Why do these activities work? A way to explain is using the “three states of mind” created by Marsha Linehan, founder of Dialectical Behavior Therapy (DBT). Picture a Venn diagram with Rational Mind on one circle - when thoughts are ruled by logic and reason, and Emotional Mind on the other - when thoughts are ruled by our ever-changing emotional state. The overlap of the circles is Wise Mind, and according to DBT this is the ideal state of mind - combining both rational thoughts and emotions. Think about buying a car - your Rational Mind helps you set your budget and your Emotional Mind guides a choice that you’ll be happy with. If you only used your emotions, you may end up with the luxury car that bankrupts you. If you only used your rational side, you could end up with a car you hate driving. It is the combination of the two that helps you choose a reliable, budget-friendly car you enjoy on that road trip!

So how can one actually use this to combat anxiety? First, pause and identify what state of mind you are in. If you are feeling highly anxious, you’re most likely in your Emotional Mind. Without any logic or reason, it is easy to feel increasingly overwhelmed and spiral into a full blown panic. To try and get to the ideal state of Wise Mind, you need to decrease emotions and increase your rational thoughts. To do this, try doing something that engages that rational mind: solve a math equation, write a Haiku, complete a wordsearch, say the ABC’s backwards, or look up fun riddles online. Completely focusing in this way will distract you from your emotions and hopefully get them to a place where you are no longer feeling overwhelmed and can more easily go about your day.

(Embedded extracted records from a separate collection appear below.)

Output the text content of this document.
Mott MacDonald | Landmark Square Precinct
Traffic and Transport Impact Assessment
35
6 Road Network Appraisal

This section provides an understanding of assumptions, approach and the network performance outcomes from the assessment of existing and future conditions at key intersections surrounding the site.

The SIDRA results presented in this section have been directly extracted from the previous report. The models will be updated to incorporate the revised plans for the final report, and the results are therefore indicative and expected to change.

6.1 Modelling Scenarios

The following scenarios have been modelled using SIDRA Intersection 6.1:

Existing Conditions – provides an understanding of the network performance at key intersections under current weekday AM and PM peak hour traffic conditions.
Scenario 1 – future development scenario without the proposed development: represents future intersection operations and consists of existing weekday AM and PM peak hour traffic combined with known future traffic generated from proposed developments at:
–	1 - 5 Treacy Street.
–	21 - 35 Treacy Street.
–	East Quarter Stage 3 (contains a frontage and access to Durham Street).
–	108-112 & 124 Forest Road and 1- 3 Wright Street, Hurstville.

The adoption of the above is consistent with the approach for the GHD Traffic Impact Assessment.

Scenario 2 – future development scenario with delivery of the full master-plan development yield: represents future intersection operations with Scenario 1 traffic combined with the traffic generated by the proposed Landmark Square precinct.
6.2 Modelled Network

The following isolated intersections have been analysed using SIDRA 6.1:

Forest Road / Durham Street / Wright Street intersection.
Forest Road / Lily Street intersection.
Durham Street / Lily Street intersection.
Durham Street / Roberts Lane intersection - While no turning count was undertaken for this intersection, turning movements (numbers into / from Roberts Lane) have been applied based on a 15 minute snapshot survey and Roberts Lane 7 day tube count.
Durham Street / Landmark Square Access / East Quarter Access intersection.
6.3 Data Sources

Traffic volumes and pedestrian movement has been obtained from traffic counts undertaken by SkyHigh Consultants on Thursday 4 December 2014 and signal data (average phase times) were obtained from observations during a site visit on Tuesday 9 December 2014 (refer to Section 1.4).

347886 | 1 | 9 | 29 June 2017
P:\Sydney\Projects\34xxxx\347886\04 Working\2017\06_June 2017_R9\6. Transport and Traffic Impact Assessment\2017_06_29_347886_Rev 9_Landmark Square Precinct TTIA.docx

Of course, with any skill, practice makes perfect! Although I prefer to say “practice makes progress.” Worst case scenario, you at least had a mini mindfulness break from your day. Best case scenario, you diminish your anxiety and feel more control of your overall emotional state. So to combat that anxiety, put down the boxing gloves, balance and engage both your emotions and your rational thoughts to bring out the best in you - your Wise Mind.

Marcy O’Dell is a licensed clinical professional counselor and therapist at Action Consulting and Therapy in Geneva.